(May 14, 2020) In early April, UN Secretary-General António Guterres called for measures to address a “horrifying global surge in domestic violence” directed towards women and girls. The surge has been linked to lockdowns imposed by governments worldwide in response to the COVID-19 pandemic.
Responding to the rise in violence is further complicated by the fact the institutions are already under a huge strain from the demands of dealing with the pandemic, he added.
Healthcare providers and police are overwhelmed and understaffed. Local support groups are paralyzed or short of funds. Some domestic violence shelters are closed; others are full.”
All countries in the world are affected, including Canada.
Battered Women Support Services in Vancouver has reported a 300 per cent increase in calls, leading to a new online awareness campaign.
“We’re experiencing a 400 per cent increase in requests for shelter space,” Yvonne Harding, manager of resource development at Assaulted Women’s Helpline in Toronto told CTVNews.ca in mid-April.
“Because of social distancing, many shelters bed counts’ went down,” Carol Latchford, executive director of Red Door Family Shelter in Toronto told The Charity Report last week.
”Usually when women are talking to the Assaulted Women’s Helpline, there is time for developing what’s called a ‘safety plan’, a process of going through with women what they need to take with them in terms of official documents, about scheduling a time to leave when their partner is out or even scheduling a time when a shelter will send a cab to pick the woman up. None of that is happening now. Women are calling saying that are riding around on the TTC with nowhere to go. There’s a much greater sense of urgency.”

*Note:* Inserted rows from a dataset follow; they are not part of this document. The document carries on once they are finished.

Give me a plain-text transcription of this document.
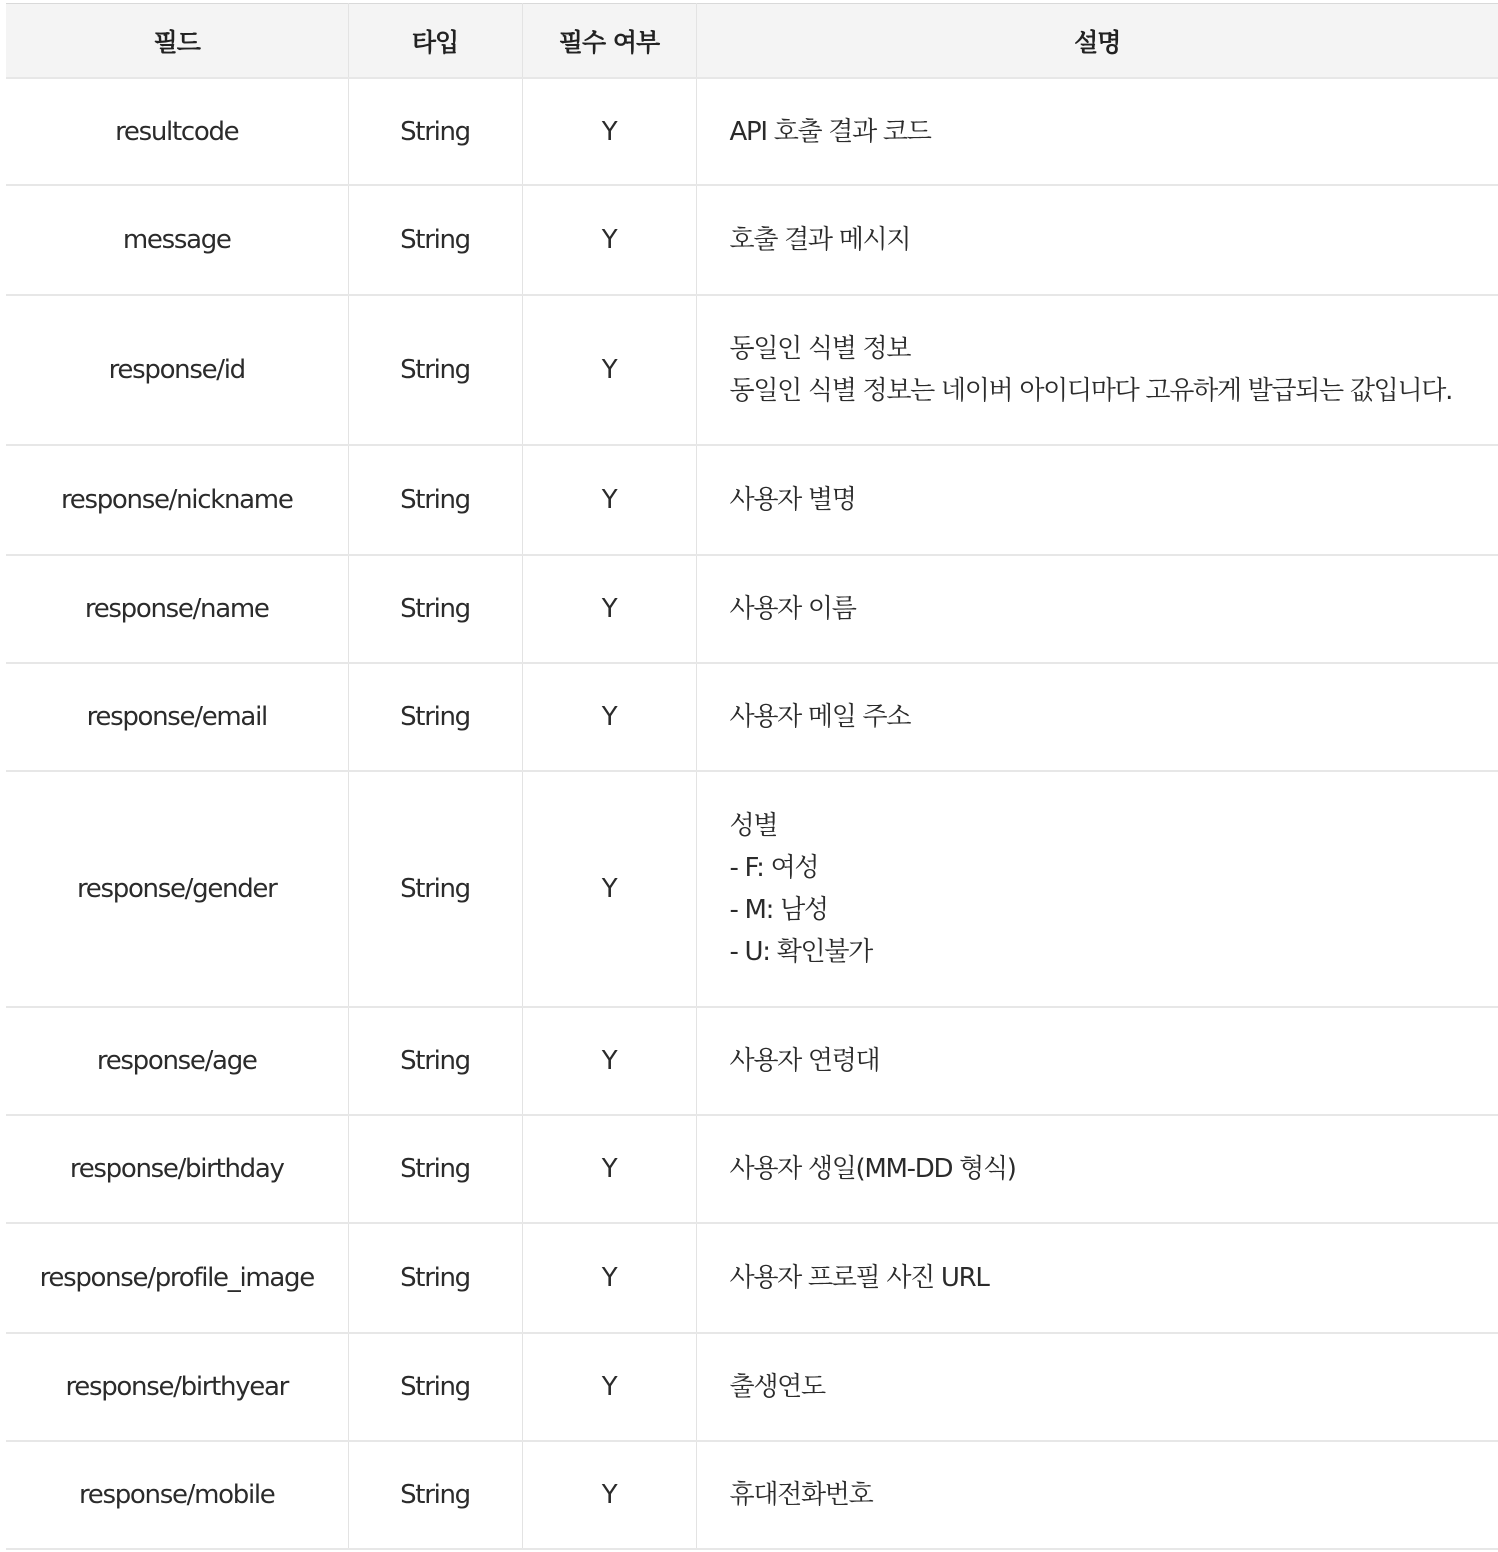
필드	타입	필수 여부	설명
resultcode	String	Y	API 호출 결과 코드

message	String	Y	호출 결과 메시지

response/id	String	Y	동일인 식별 정보
동일인 식별 정보는 네이버 아이디마다 고유하게 발급되는 값입니다.

response/nickname	String	Y	사용자 별명

response/name	String	Y	사용자 이름

response/email	String	Y	사용자 메일 주소

response/gender	String	Y	성별
- F: 여성
- M: 남성
- U: 확인불가

response/age	String	Y	사용자 연령대

response/birthday	String	Y	사용자 생일(MM-DD 형식)

response/profile_image	String	Y	사용자 프로필 사진 URL

response/birthyear	String	Y	출생연도

response/mobile	String	Y	휴대전화번호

In order to help with the issue of capacity, and to manage or prevent an COVID outbreak in their facilities, the government of Canada responded by providing up to $50 million to women’s shelters and sexual assault centres.
As of April 15, the following funds had been distributed:
- $10 million was provided to Indigenous Services Canada’s (ISC) existing network of 46 emergency shelters on reserve and in Yukon to support Indigenous women and children fleeing violence.
- $20.54 million went to Women’s Shelters Canada to distribute to over 420 violence against women shelters across the country
- $3 million to the Canadian Women’s Foundation to distribute the funding to approximately 90 sexual assault centres across the country
- A further $6.46 million to women’s shelters and sexual assault centres in Québec
Developments since then underscore the need for attention.
On May 12th the Globe and Mail reported “at least nine women and girls across Canada have been killed in what are believed to be domestic homicides in just over a month during the COVID-19 pandemic.”
“These killings, which occurred between April 1 and May 4, span the country, from Hammonds Plains, N.S., to Sundre, Alta. The ages of the women also range. A 24-year-old in Calgary. A 33-year-old expectant mother in Brockville, Ont. A 55-year-old woman and her teenage daughter in Strathcona County, Alta. At least three of the men who killed these women also then killed themselves,” Molly Hayes wrote in the paper.
Confinement is a breeding ground for domestic abuse,” said France’s Secretary of Equality Marlene Schiappa. By the end of March, the number of reported domestic abuse cases increased by 36 percent in France.”
Violence against women continues to be an obstacle to achieving equality, development, and peace. The United Nations’ mandate to fulfill the human rights of girls and women worldwide is far from complete.
“Together,” concluded the UN Secretary-General, “we can and must prevent violence everywhere, from war zones to people’s homes, as we work to beat COVID-19.”